A dreadful thought, a dreadful question occurred to Ringfield as he marked the dark wave of hair on Miss Clairville's brow, and again he saw the child in the basket chair at Hawthorne, but he frantically stifled the thought and forbore to question, and the next moment she was weeping and pushing him towards the door.

"Go now," she sobbed. "Go before it gets darker. You might lose your way. Go—go."

He went out at once, pulling the door after him as well as he could and ran through the hollow till he reached the road, where it seemed brighter. The rain gave signs of falling less steadily, when, as often occurs after a protracted storm, there came a lull, followed by one terrific and astounding burst and explosion of thunder, accompanied by a vivid blue and orange blaze and afterwards complete silence and a great calm. The storm now rolled onward, having spent itself in that locality; but knowing from the sound that some place or object had been struck, Ringfield stopped, stepped behind a mass of boulders and juniper bushes and looked back down into the little hollow. The barn was apparently uninjured but the noble pine had suffered. The ripping, tearing sound he had heard was explained by the sight of a broad orange-coloured strip or band that ran longitudinally from the top of the tree to the bottom, indicating where the bark had been peeled off by the force of the fierce current.
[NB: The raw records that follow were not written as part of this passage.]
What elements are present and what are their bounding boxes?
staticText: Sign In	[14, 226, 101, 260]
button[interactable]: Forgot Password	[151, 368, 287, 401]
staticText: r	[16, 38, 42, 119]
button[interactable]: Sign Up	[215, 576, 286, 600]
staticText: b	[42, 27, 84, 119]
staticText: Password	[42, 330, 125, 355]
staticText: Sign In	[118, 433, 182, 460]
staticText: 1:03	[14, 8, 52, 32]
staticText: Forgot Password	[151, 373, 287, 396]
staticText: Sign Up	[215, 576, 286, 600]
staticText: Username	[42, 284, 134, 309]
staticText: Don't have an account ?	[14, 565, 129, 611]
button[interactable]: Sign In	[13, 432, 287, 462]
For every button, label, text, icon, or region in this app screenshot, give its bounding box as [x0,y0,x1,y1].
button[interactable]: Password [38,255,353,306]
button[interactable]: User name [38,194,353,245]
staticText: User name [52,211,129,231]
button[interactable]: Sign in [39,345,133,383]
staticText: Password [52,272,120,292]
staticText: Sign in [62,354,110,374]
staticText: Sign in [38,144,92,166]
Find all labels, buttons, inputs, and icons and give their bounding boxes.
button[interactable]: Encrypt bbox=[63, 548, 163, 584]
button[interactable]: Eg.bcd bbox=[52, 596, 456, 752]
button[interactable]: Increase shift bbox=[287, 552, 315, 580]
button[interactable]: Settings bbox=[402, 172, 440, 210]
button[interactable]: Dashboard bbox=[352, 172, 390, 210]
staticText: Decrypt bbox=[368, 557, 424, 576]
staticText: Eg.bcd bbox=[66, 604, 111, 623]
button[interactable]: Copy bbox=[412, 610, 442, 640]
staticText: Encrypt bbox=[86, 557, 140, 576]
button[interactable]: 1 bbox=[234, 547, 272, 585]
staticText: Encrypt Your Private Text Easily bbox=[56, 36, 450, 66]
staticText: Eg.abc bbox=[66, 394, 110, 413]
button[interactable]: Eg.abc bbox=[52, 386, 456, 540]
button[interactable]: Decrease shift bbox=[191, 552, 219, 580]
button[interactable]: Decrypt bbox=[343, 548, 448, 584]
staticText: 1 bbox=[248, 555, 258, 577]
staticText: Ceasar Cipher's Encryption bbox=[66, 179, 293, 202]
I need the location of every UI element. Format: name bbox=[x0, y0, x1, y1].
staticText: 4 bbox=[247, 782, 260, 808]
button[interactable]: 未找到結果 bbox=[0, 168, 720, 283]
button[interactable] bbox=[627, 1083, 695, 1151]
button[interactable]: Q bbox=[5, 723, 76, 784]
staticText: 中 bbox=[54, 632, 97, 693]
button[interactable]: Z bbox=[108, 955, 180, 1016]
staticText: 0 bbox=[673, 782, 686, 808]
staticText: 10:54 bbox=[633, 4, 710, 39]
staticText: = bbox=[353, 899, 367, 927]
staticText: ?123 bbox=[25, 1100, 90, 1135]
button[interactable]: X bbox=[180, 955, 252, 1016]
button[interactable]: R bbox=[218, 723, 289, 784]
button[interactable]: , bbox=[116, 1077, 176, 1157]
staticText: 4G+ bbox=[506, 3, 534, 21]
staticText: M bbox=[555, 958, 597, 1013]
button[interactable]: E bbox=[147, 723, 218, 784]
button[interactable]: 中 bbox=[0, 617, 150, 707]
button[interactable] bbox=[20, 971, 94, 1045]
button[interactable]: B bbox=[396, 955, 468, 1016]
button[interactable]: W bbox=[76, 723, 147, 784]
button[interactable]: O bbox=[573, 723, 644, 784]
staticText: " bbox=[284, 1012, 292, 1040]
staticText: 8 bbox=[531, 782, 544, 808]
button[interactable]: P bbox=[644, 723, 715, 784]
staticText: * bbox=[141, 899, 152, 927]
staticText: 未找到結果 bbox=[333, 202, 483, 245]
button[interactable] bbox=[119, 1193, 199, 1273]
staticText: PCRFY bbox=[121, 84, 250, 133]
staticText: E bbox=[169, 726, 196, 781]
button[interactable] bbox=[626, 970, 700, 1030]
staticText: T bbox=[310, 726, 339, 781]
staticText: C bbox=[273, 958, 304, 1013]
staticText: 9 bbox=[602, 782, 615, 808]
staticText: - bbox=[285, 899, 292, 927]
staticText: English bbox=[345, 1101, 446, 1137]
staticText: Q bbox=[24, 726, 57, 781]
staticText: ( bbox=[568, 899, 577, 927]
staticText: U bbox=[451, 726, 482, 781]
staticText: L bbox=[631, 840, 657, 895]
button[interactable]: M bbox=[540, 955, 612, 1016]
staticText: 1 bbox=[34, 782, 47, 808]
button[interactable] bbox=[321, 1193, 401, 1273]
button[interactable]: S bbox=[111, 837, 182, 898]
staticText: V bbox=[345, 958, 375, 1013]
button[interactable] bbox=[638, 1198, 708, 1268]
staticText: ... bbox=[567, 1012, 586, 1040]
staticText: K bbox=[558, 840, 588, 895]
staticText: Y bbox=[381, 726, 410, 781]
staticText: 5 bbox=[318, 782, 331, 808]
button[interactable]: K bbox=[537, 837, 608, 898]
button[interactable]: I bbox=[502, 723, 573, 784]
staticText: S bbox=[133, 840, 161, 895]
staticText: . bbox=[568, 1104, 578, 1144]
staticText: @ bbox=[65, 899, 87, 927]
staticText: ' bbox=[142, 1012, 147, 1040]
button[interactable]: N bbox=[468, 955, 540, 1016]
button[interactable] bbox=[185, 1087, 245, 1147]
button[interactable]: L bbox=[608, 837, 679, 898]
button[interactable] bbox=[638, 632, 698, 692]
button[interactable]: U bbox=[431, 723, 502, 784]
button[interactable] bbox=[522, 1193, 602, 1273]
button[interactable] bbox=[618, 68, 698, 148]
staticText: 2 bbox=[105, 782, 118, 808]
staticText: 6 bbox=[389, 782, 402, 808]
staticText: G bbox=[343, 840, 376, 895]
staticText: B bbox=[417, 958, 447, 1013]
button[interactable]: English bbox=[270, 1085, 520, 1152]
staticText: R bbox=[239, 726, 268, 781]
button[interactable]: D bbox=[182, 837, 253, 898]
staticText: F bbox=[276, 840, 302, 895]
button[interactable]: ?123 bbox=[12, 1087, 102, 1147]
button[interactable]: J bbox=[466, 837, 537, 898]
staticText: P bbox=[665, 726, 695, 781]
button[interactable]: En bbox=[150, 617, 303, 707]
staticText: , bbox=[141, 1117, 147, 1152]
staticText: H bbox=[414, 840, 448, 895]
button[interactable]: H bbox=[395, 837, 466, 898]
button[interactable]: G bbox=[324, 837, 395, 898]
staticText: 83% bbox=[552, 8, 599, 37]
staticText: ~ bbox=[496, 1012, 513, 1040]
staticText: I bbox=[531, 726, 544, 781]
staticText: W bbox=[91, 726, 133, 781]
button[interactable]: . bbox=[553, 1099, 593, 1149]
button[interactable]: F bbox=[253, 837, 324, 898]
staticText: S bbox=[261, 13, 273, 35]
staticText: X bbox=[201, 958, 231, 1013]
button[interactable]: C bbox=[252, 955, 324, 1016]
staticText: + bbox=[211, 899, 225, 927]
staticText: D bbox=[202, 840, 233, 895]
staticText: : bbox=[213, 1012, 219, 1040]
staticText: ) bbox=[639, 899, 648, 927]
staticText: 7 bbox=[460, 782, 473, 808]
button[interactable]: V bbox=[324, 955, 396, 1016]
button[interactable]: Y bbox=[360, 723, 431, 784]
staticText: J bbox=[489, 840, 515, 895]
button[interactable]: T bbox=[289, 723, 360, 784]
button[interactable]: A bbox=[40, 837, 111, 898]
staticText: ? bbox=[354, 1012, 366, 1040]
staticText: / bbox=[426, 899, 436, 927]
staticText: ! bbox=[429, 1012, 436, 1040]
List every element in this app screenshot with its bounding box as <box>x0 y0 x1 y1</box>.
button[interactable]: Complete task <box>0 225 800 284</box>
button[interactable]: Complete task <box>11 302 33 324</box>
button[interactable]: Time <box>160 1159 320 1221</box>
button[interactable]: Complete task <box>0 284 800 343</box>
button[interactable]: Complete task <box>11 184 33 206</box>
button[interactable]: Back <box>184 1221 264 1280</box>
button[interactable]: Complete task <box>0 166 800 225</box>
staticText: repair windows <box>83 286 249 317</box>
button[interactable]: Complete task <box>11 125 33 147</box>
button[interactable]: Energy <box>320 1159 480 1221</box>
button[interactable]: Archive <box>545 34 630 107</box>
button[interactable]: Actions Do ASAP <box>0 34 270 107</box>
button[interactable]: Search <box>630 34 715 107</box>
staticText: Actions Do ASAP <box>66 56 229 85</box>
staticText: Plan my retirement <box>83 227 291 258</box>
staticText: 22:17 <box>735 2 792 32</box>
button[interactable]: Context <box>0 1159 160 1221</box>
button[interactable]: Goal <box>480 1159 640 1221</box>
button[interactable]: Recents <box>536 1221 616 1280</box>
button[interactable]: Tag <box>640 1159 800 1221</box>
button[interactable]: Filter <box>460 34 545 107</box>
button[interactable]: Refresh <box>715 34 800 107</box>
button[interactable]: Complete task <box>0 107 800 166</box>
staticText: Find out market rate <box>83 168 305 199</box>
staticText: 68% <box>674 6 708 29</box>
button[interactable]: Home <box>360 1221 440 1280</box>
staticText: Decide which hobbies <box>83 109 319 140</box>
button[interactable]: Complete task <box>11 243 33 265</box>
As he stood gazing thus at the seared and stricken pine, the door opened from the side of the barn and Miss Clairville slowly stepped out, followed by a man in whom, with an exclamation of extremest repulsion and surprise, Ringfield clearly recognized Edmund Crabbe.

The shock of this and the full meaning of it set Ringfeld's nerves and pulses tingling, and he stepped farther back into the shade as he watched them. They advanced to the great pine, examined it, and he could see that Crabbe's arm went around her waist. The guide himself seemed, even at that distance, to be more neatly dressed than usual, he wore a tweed cap with coat to match and did not look as if he had been drinking, but as with him that was the sign that he was about at his worst, Ringfield could only turn away in disgust and pursue his way to Clairville. It was not a pleasant thought that Crabbe must have been in the loft, while a somewhat tender scene had been enacted, and he suddenly felt a contempt and pity for the woman who could play two men at the same time in such barefaced fashion. Then, as lovers will, he rebuked himself for this; perhaps Crabbe had taken refuge in the loft without her knowledge, and the great final crash had brought him down; perhaps she had known he was there, but was ashamed of producing him in a semi-drunken condition, perhaps—then Ringfield saw the distant lights of the Manor House and hastened towards them. A little farther on he overtook the priest, leading Poussette's horse and buggy, and it was not long before they were able to take off their wet clothes at madame's fire and exchange confidences about the storm.

In the large kitchen were also Mr. and Mrs. Abercorn, Dr. Renaud and
Poussette, and the priest, who was naturally held accountable for
Pauline's safety, reported her as resting comfortably in the barn.

Ringfield did not say much; of Crabbe no mention was made by the others, and it was probable that nobody had seen him, or dreamt of his being out in the neighbourhood on such a day.